As mudanças de comando têm ajudado a agravar o efeito mais perverso dessa crise. Os relatos sobre a redução dos serviços, num estado quase falido, são muitos – e atingem principalmente os usuários mais pobres do sistema. Um vídeo feito por Ester Damasceno, que foi funcionária do Sesc-RJ por mais de 20 anos, mostra salas de atendimento odontológico vazias e dezenas de caixas de arquivo empilhadas. Lotada em Ramos, na Zona Norte do Rio, ela foi designada para fazer o desmonte da área odontológica naquela unidade e em Niterói, São Gonçalo e Nova Iguaçu. Sua função era retirar equipamentos das salas e arquivar fichas dos pacientes. Ester postergou o trabalho em um dia, ao ver o lugar onde trabalhara por anos apagado e fechado, pelo desgosto que diz ter sentido. “Tínhamos seis dentistas, atendendo oito pacientes pela manhã e oito à noite, fora as especialidades: as pessoas entravam com a autoestima lá embaixo e saíam outras”, disse ela, posteriormente demitida. “Num estado carente, no qual o governo não oferece saúde bucal, encontrar um bom serviço com preço baixo faz muita diferença.”
Hoje, apenas três das sete unidades que oferecem atendimentos odontológicos do Sesc no Rio estão funcionando, e apenas para serviços mais simples, como higienização e prevenção. Deixaram de ser prestados atendimentos mais complexos, como ortodontia, endodontia e pediatria.

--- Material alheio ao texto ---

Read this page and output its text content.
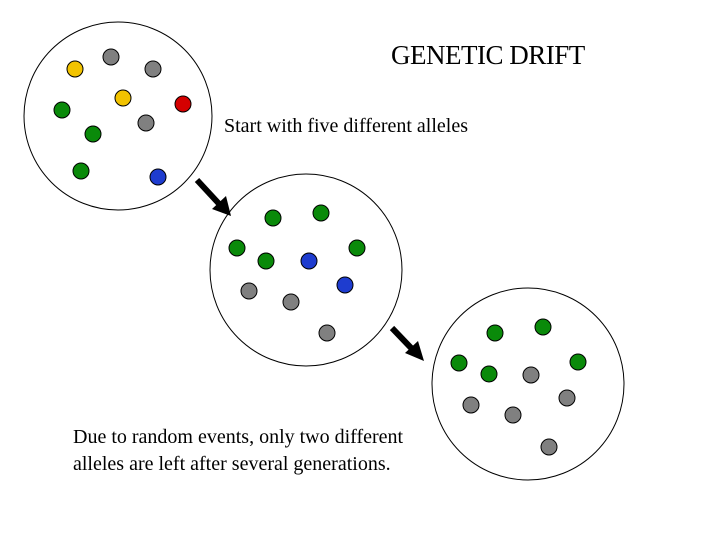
GENETIC DRIFT
Start with five different alleles
Due to random events, only two different alleles are left after several generations.
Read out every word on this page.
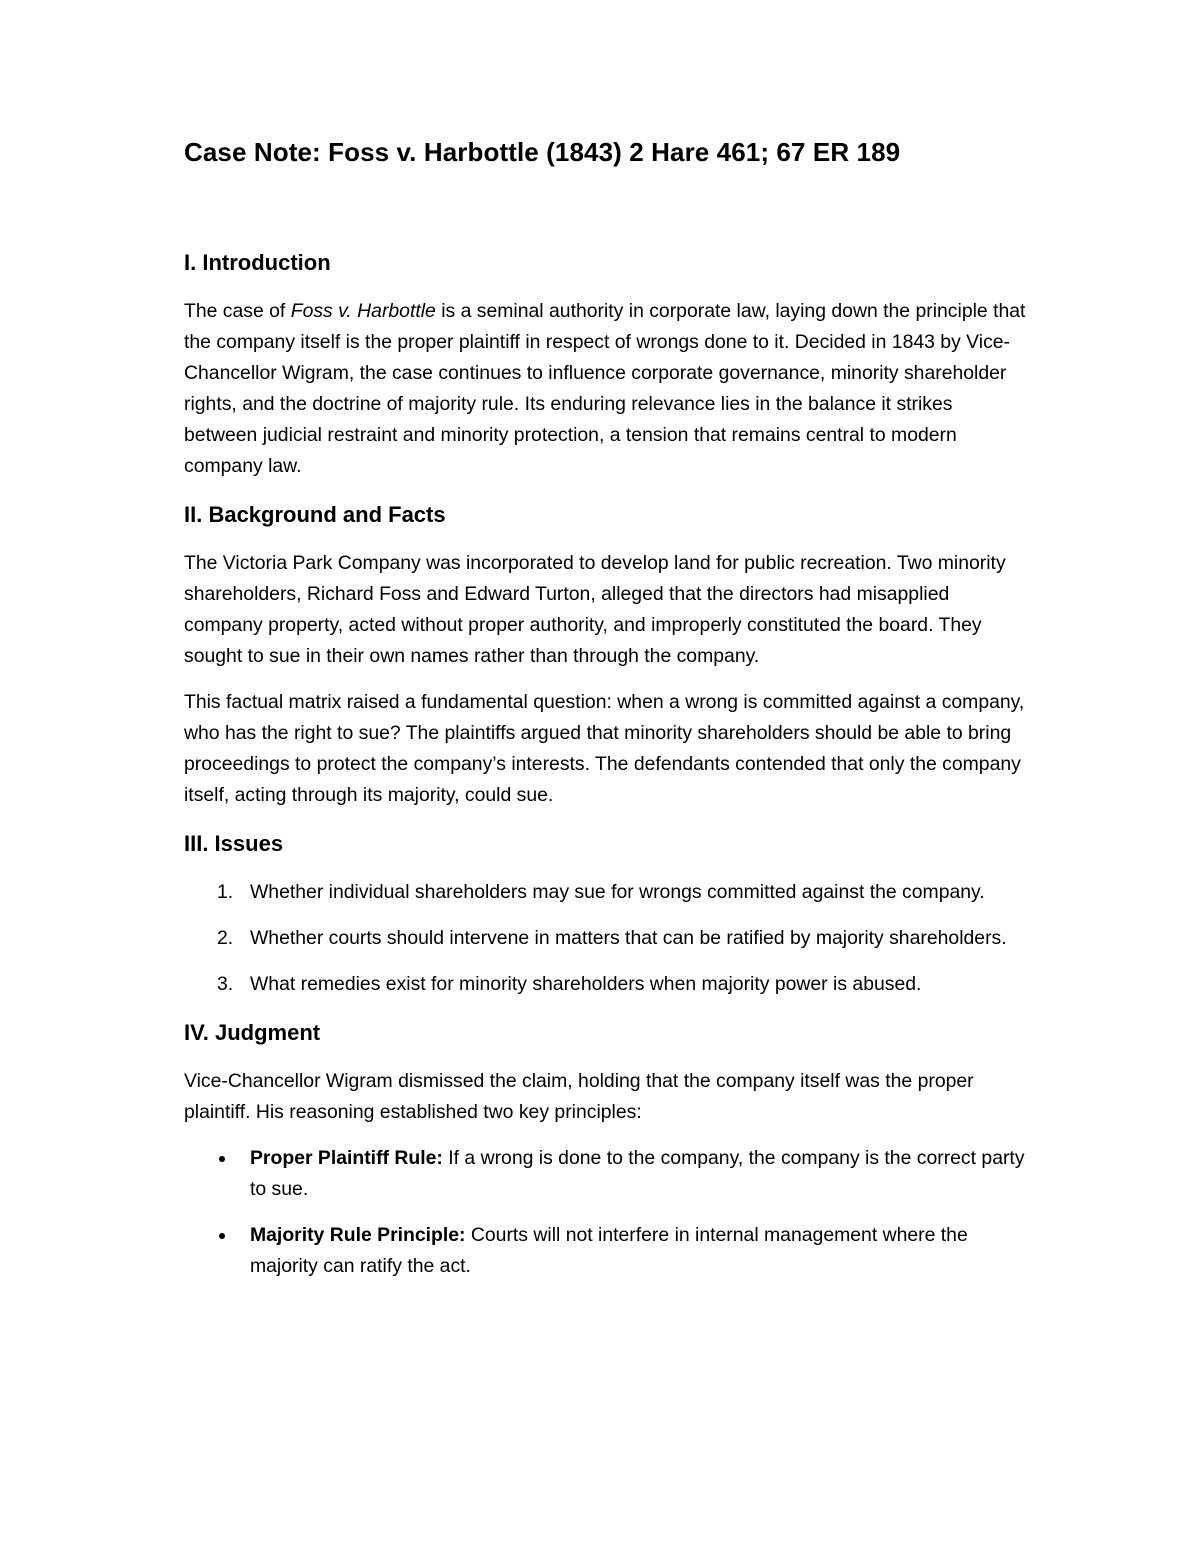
Case Note: Foss v. Harbottle (1843) 2 Hare 461; 67 ER 189
I. Introduction

The case of Foss v. Harbottle is a seminal authority in corporate law, laying down the principle that the company itself is the proper plaintiff in respect of wrongs done to it. Decided in 1843 by Vice-Chancellor Wigram, the case continues to influence corporate governance, minority shareholder rights, and the doctrine of majority rule. Its enduring relevance lies in the balance it strikes between judicial restraint and minority protection, a tension that remains central to modern company law.

II. Background and Facts

The Victoria Park Company was incorporated to develop land for public recreation. Two minority shareholders, Richard Foss and Edward Turton, alleged that the directors had misapplied company property, acted without proper authority, and improperly constituted the board. They sought to sue in their own names rather than through the company.

This factual matrix raised a fundamental question: when a wrong is committed against a company, who has the right to sue? The plaintiffs argued that minority shareholders should be able to bring proceedings to protect the company’s interests. The defendants contended that only the company itself, acting through its majority, could sue.

III. Issues
1. Whether individual shareholders may sue for wrongs committed against the company.
2. Whether courts should intervene in matters that can be ratified by majority shareholders.
3. What remedies exist for minority shareholders when majority power is abused.
IV. Judgment

Vice-Chancellor Wigram dismissed the claim, holding that the company itself was the proper plaintiff. His reasoning established two key principles:

Proper Plaintiff Rule: If a wrong is done to the company, the company is the correct party to sue.
Majority Rule Principle: Courts will not interfere in internal management where the majority can ratify the act.
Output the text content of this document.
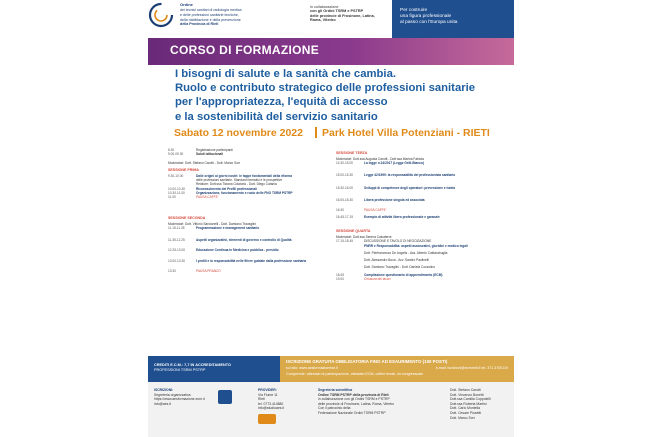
Ordine
dei tecnici sanitari di radiologia medica
e delle professioni sanitarie tecniche,
della riabilitazione e della prevenzione
della Provincia di Rieti
in collaborazione
con gli Ordini TSRM e PSTRP
delle provincie di Frosinone, Latina,
Roma, Viterbo
Per costruire
una figura professionale
al passo con l'Europa unita
CORSO DI FORMAZIONE
I bisogni di salute e la sanità che cambia.
Ruolo e contributo strategico delle professioni sanitarie
per l'appropriatezza, l'equità di accesso
e la sostenibilità del servizio sanitario
Sabato 12 novembre 2022 Park Hotel Villa Potenziani - RIETI
8.30	Registrazione partecipanti
9.00-09.30	Saluti istituzionali
Moderatori: Dott. Stefano Carotti - Dott. Marco Sorr
SESSIONE PRIMA
9.30-10.00	Dalle origini ai giorni nostri: le tappe fondamentali della riforma
delle professioni sanitarie. Standard formativi e le prospettive
Relatore: Dott.ssa Tiziana Colatorio - Dott. Diego Catania
10.00-10.30	Riconoscimento dei Profili professionali
10.30-11.00	Organizzazione, funzionamento e ruolo delle FNO TSRM PSTRP
11.00	PAUSA CAFFE'
SESSIONE SECONDA
Moderatori: Dott. Vittorio Sandonelli - Dott. Damiano Travaglini
11.15-11.35	Programmazione e management sanitario
11.35-12.25	Aspetti organizzativi, elementi di governo e controllo di Qualità
12.25-13.00	Educazione Continua in Medicina e pubblica - presidio
13.00-13.30	I profili e la responsabilità nelle filiere guidate dalla professione sanitaria
13.30	PAUSA PRANZO
SESSIONE TERZA
Moderatori: Dott.ssa Augusta Carotti - Dott.ssa Marina Fabiola
14.30-15.00	La legge n.24/2017 (Legge Gelli-Bianco)
15.00-15.30	Legge 42/1999: la responsabilità del professionista sanitario
15.30-16.00	Sviluppi di competenze degli operatori: prevenzione e tutela
16.00-16.30	Libera professione singola ed associata
16.30	PAUSA CAFFE'
16.45-17.15	Esempio di attività libero professionale e garanzie
SESSIONE QUARTA
Moderatori: Dott.ssa Serena Calcaterra
17.15-18.45	DISCUSSIONE E TAVOLO DI NEGOZIAZIONE
PNRR e Responsabilità: aspetti assicurativi, giuridici e medico legali
Dott. Pierfrancesco De Angelis - Ass. Alberto Caldarabuglia
Dott. Alessandro Bova - Avv. Sandro Paolinelli
Dott. Damiano Travaglini - Dott. Daniela Cozzolino
18.45	Compilazione questionario di apprendimento (ECM)
19.00	Chiusura dei lavori
CREDITI E.C.M.: 7,7 IN ACCREDITAMENTO
PROFESSIONI TSRM PSTRP
ISCRIZIONE GRATUITA OBBLIGATORIA FINO AD ESAURIMENTO (100 POSTI)
sul sito: www.aesformazionesrl.it	e-mail: iscrizioni@tsrmrieti.it tel. 371.3700119
Comprende: attestato di partecipazione, attestato ECM, coffee break, kit congressuale
ISCRIZIONI:
Segreteria organizzativa
https://www.aesformazione-ecm.it
info@aes.it
PROVIDER:
Via Fiume 11
Rieti
tel. 0773.414880
info@studioaes.it
Segreteria scientifica
Ordine TSRM PSTRP della provincia di Rieti
in collaborazione con gli Ordini TSRM e PSTRP
delle provincie di Frosinone, Latina, Roma, Viterbo
Con il patrocinio della
Federazione Nazionale Ordini TSRM PSTRP
Dott. Stefano Carotti
Dott. Vincenzo Bonetti
Dott.ssa Camilla Coppotelli
Dott.ssa Roberta Martini
Dott. Carlo Montella
Dott. Cesare Picaetti
Dott. Marco Sorr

Nessa disputa pelo comando das entidades, iniciativas adotadas pelos gestores acabam sendo canceladas pelo sucessor e vice-versa. Durante a intervenção anterior, Bittencourt havia investido em unidades móveis de serviço odontológico e prevenção ao câncer. Entre elas, um caminhão do Sesc Saúde Mulher, com equipamentos para exames, como mamógrafo e ultrassom. Desde a volta de Diniz ao cargo, ele está estacionado na unidade de São Gonçalo, na região metropolitana do Rio, sem uso. O presidente afastado prioriza outras atividades, segundo os funcionários. Bittencourt, por sua vez, afirmou que não renovará o programa Segurança Presente, assinado pela gestão Diniz com o governo do estado do Rio, para reforçar o patrulhamento na Lagoa, no Aterro, no Centro e no Méier.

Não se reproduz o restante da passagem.